Preacher, le badass

The Preacher est dans la place !

The Preacher est dans la place !

Le 22 mai dernier, le personnage emblématique de Garth Ennis, Jesse Custer alias « Preacher » a débarqué sur AMC. Les premiers épisodes ont été diffusés et nous pouvons désormais donner un premier avis sur la série et son potentiel.

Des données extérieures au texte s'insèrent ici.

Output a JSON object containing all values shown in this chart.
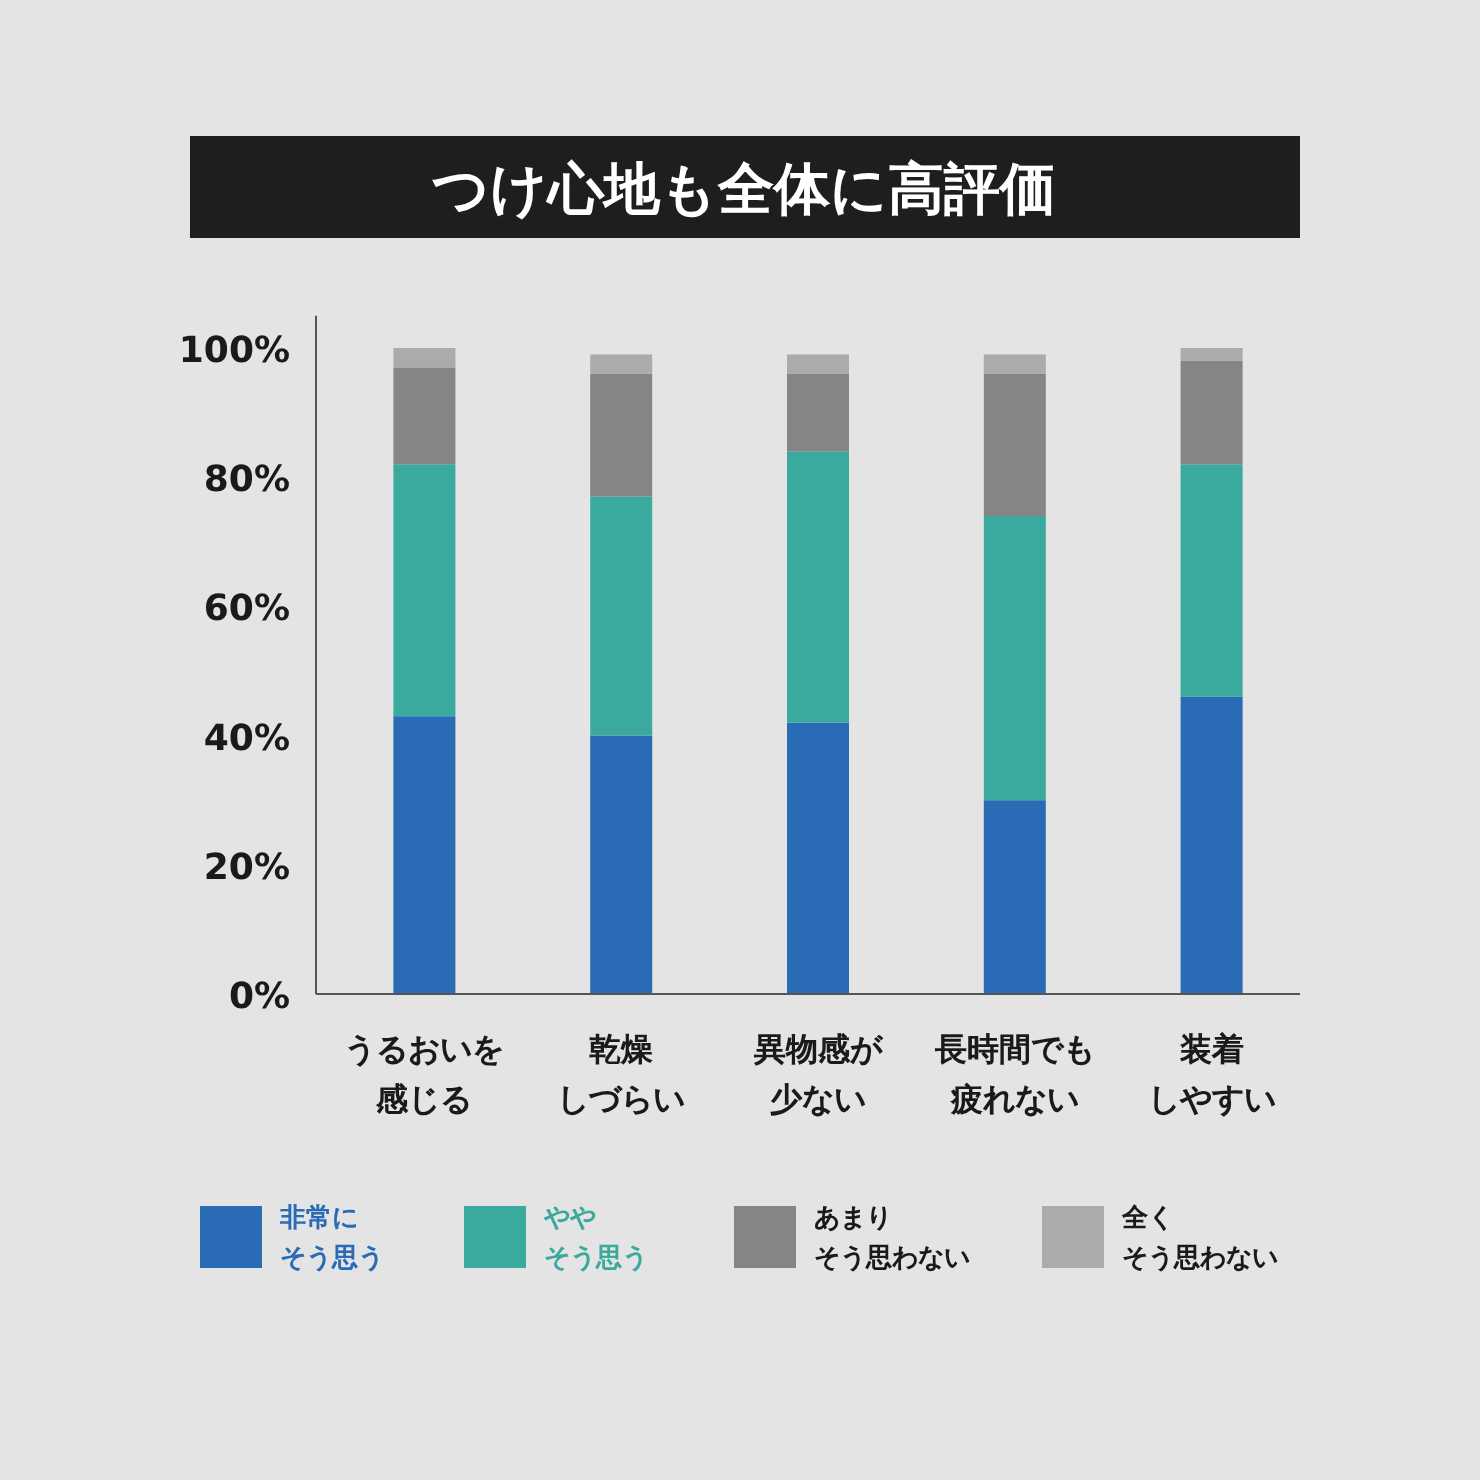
{
  "chart_data": {
    "type": "bar",
    "title": "つけ心地も全体に高評価",
    "stacked": true,
    "categories": [
      "うるおいを感じる",
      "乾燥しづらい",
      "異物感が少ない",
      "長時間でも疲れない",
      "装着しやすい"
    ],
    "series": [
      {
        "name": "非常にそう思う",
        "color": "#2a6bb5",
        "values": [
          43,
          40,
          42,
          30,
          46
        ]
      },
      {
        "name": "ややそう思う",
        "color": "#3aaa9e",
        "values": [
          39,
          37,
          42,
          44,
          36
        ]
      },
      {
        "name": "あまりそう思わない",
        "color": "#858585",
        "values": [
          15,
          19,
          12,
          22,
          16
        ]
      },
      {
        "name": "全くそう思わない",
        "color": "#ababab",
        "values": [
          3,
          3,
          3,
          3,
          2
        ]
      }
    ],
    "ylim": [
      0,
      105
    ],
    "yticks": [
      {
        "value": 0,
        "label": "0%"
      },
      {
        "value": 20,
        "label": "20%"
      },
      {
        "value": 40,
        "label": "40%"
      },
      {
        "value": 60,
        "label": "60%"
      },
      {
        "value": 80,
        "label": "80%"
      },
      {
        "value": 100,
        "label": "100%"
      }
    ],
    "legend": "bottom",
    "grid": false
  }
}
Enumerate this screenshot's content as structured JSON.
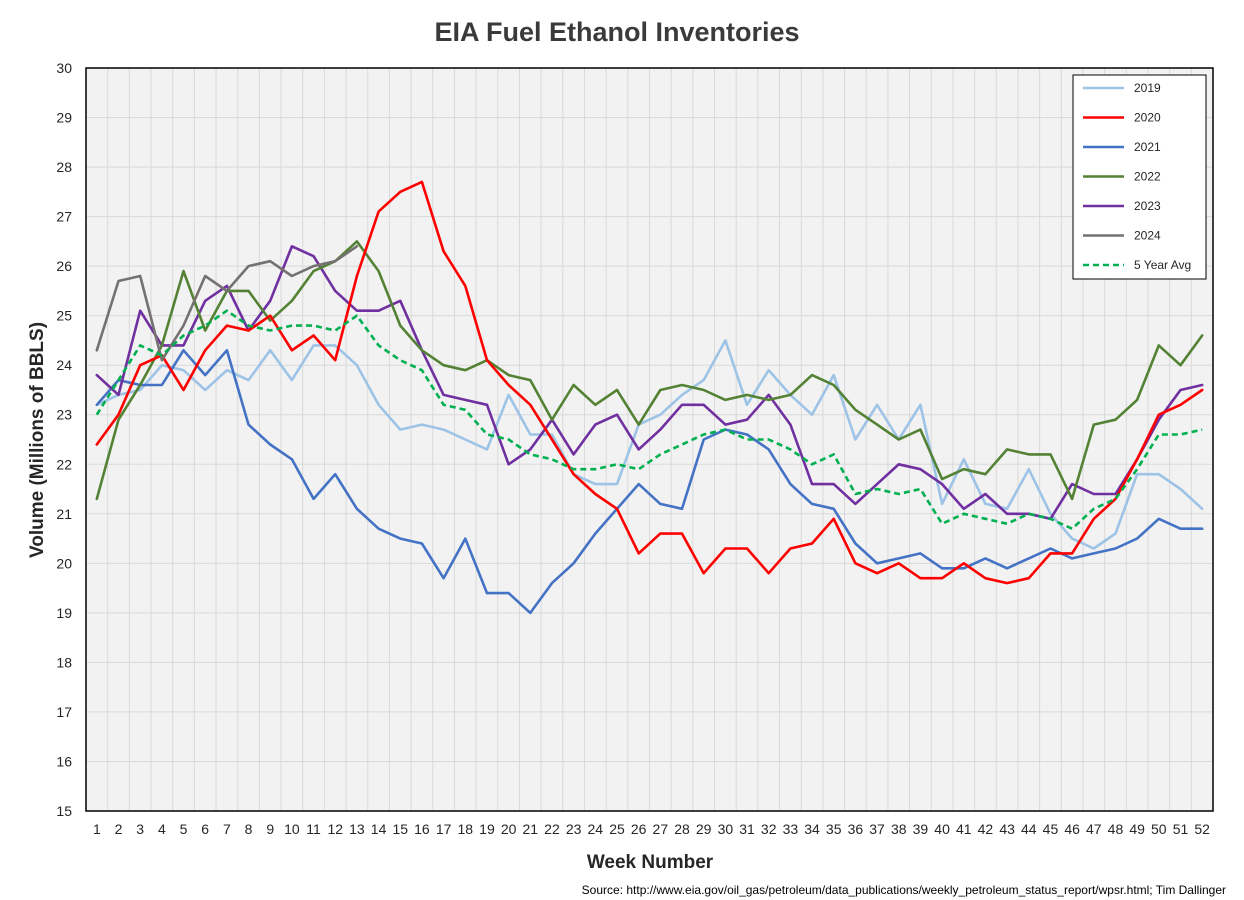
{
  "chart_data": {
    "type": "line",
    "title": "EIA Fuel Ethanol Inventories",
    "xlabel": "Week Number",
    "ylabel": "Volume (Millions of BBLS)",
    "xlim": [
      1,
      52
    ],
    "ylim": [
      15,
      30
    ],
    "yticks": [
      15,
      16,
      17,
      18,
      19,
      20,
      21,
      22,
      23,
      24,
      25,
      26,
      27,
      28,
      29,
      30
    ],
    "x": [
      1,
      2,
      3,
      4,
      5,
      6,
      7,
      8,
      9,
      10,
      11,
      12,
      13,
      14,
      15,
      16,
      17,
      18,
      19,
      20,
      21,
      22,
      23,
      24,
      25,
      26,
      27,
      28,
      29,
      30,
      31,
      32,
      33,
      34,
      35,
      36,
      37,
      38,
      39,
      40,
      41,
      42,
      43,
      44,
      45,
      46,
      47,
      48,
      49,
      50,
      51,
      52
    ],
    "grid": "both",
    "legend_position": "top-right",
    "source": "Source: http://www.eia.gov/oil_gas/petroleum/data_publications/weekly_petroleum_status_report/wpsr.html; Tim Dallinger",
    "series": [
      {
        "name": "2019",
        "color": "#9dc3e6",
        "dash": "solid",
        "values": [
          23.2,
          23.4,
          23.5,
          24.0,
          23.9,
          23.5,
          23.9,
          23.7,
          24.3,
          23.7,
          24.4,
          24.4,
          24.0,
          23.2,
          22.7,
          22.8,
          22.7,
          22.5,
          22.3,
          23.4,
          22.6,
          22.6,
          21.8,
          21.6,
          21.6,
          22.8,
          23.0,
          23.4,
          23.7,
          24.5,
          23.2,
          23.9,
          23.4,
          23.0,
          23.8,
          22.5,
          23.2,
          22.5,
          23.2,
          21.2,
          22.1,
          21.2,
          21.1,
          21.9,
          21.0,
          20.5,
          20.3,
          20.6,
          21.8,
          21.8,
          21.5,
          21.1
        ]
      },
      {
        "name": "2020",
        "color": "#ff0000",
        "dash": "solid",
        "values": [
          22.4,
          23.0,
          24.0,
          24.2,
          23.5,
          24.3,
          24.8,
          24.7,
          25.0,
          24.3,
          24.6,
          24.1,
          25.8,
          27.1,
          27.5,
          27.7,
          26.3,
          25.6,
          24.1,
          23.6,
          23.2,
          22.5,
          21.8,
          21.4,
          21.1,
          20.2,
          20.6,
          20.6,
          19.8,
          20.3,
          20.3,
          19.8,
          20.3,
          20.4,
          20.9,
          20.0,
          19.8,
          20.0,
          19.7,
          19.7,
          20.0,
          19.7,
          19.6,
          19.7,
          20.2,
          20.2,
          20.9,
          21.3,
          22.1,
          23.0,
          23.2,
          23.5
        ]
      },
      {
        "name": "2021",
        "color": "#4472c4",
        "dash": "solid",
        "values": [
          23.2,
          23.7,
          23.6,
          23.6,
          24.3,
          23.8,
          24.3,
          22.8,
          22.4,
          22.1,
          21.3,
          21.8,
          21.1,
          20.7,
          20.5,
          20.4,
          19.7,
          20.5,
          19.4,
          19.4,
          19.0,
          19.6,
          20.0,
          20.6,
          21.1,
          21.6,
          21.2,
          21.1,
          22.5,
          22.7,
          22.6,
          22.3,
          21.6,
          21.2,
          21.1,
          20.4,
          20.0,
          20.1,
          20.2,
          19.9,
          19.9,
          20.1,
          19.9,
          20.1,
          20.3,
          20.1,
          20.2,
          20.3,
          20.5,
          20.9,
          20.7,
          20.7
        ]
      },
      {
        "name": "2022",
        "color": "#548235",
        "dash": "solid",
        "values": [
          21.3,
          22.9,
          23.6,
          24.4,
          25.9,
          24.7,
          25.5,
          25.5,
          24.9,
          25.3,
          25.9,
          26.1,
          26.5,
          25.9,
          24.8,
          24.3,
          24.0,
          23.9,
          24.1,
          23.8,
          23.7,
          22.9,
          23.6,
          23.2,
          23.5,
          22.8,
          23.5,
          23.6,
          23.5,
          23.3,
          23.4,
          23.3,
          23.4,
          23.8,
          23.6,
          23.1,
          22.8,
          22.5,
          22.7,
          21.7,
          21.9,
          21.8,
          22.3,
          22.2,
          22.2,
          21.3,
          22.8,
          22.9,
          23.3,
          24.4,
          24.0,
          24.6
        ]
      },
      {
        "name": "2023",
        "color": "#7030a0",
        "dash": "solid",
        "values": [
          23.8,
          23.4,
          25.1,
          24.4,
          24.4,
          25.3,
          25.6,
          24.7,
          25.3,
          26.4,
          26.2,
          25.5,
          25.1,
          25.1,
          25.3,
          24.3,
          23.4,
          23.3,
          23.2,
          22.0,
          22.3,
          22.9,
          22.2,
          22.8,
          23.0,
          22.3,
          22.7,
          23.2,
          23.2,
          22.8,
          22.9,
          23.4,
          22.8,
          21.6,
          21.6,
          21.2,
          21.6,
          22.0,
          21.9,
          21.6,
          21.1,
          21.4,
          21.0,
          21.0,
          20.9,
          21.6,
          21.4,
          21.4,
          22.1,
          22.9,
          23.5,
          23.6
        ]
      },
      {
        "name": "2024",
        "color": "#767171",
        "dash": "solid",
        "values": [
          24.3,
          25.7,
          25.8,
          24.1,
          24.8,
          25.8,
          25.5,
          26.0,
          26.1,
          25.8,
          26.0,
          26.1,
          26.4,
          null,
          null,
          null,
          null,
          null,
          null,
          null,
          null,
          null,
          null,
          null,
          null,
          null,
          null,
          null,
          null,
          null,
          null,
          null,
          null,
          null,
          null,
          null,
          null,
          null,
          null,
          null,
          null,
          null,
          null,
          null,
          null,
          null,
          null,
          null,
          null,
          null,
          null,
          null
        ]
      },
      {
        "name": "5 Year Avg",
        "color": "#00b050",
        "dash": "dashed",
        "values": [
          23.0,
          23.7,
          24.4,
          24.2,
          24.6,
          24.8,
          25.1,
          24.8,
          24.7,
          24.8,
          24.8,
          24.7,
          25.0,
          24.4,
          24.1,
          23.9,
          23.2,
          23.1,
          22.6,
          22.5,
          22.2,
          22.1,
          21.9,
          21.9,
          22.0,
          21.9,
          22.2,
          22.4,
          22.6,
          22.7,
          22.5,
          22.5,
          22.3,
          22.0,
          22.2,
          21.4,
          21.5,
          21.4,
          21.5,
          20.8,
          21.0,
          20.9,
          20.8,
          21.0,
          20.9,
          20.7,
          21.1,
          21.3,
          21.9,
          22.6,
          22.6,
          22.7
        ]
      }
    ]
  }
}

Lorsqu’une série est tirée d’ouvrages pré-existants, elle s’expose toujours à plusieurs risques. Tout d’abord, elle peut ne pas être fidèle à l’œuvre originale et décevoir les fans. Elle peut aussi manquer d’ambition et d’envergure, et tomber ainsi rapidement dans l’oubli. Heureusement pour la série « Preacher », il n’en est rien, puisqu’en quelques épisodes seulement, les éléments du succès sont au rendez-vous.

L’histoire

Pour ceux qui n’auraient pas été familiarisés avec le comic ou le personnage, voici un petit résumé. La série suit les aventure de Jesse Custer, piètre prêtre d’une petite ville du texas. Nous en savons peu sur le personnage, hormis qu’il a un passé trouble et que sa prêtrise est due à une promesse faite à son père. Jesse est rapidement habité par une entité inconnue, qui lui donne un pouvoir particulier, celui d’être obéi lorsqu’il donne un ordre (S’il prononce les paroles avec le ton souhaité). N’ayant dans un premier temps pas conscience de ce pouvoir, il s’échine à être le meilleur prêtre possible. Plusieurs personnes gravitent autour de lui, de la simple paroissienne éprise de lui, jusqu’au vampire nonchalant Cassidy. Recette pour un joyeux bordel.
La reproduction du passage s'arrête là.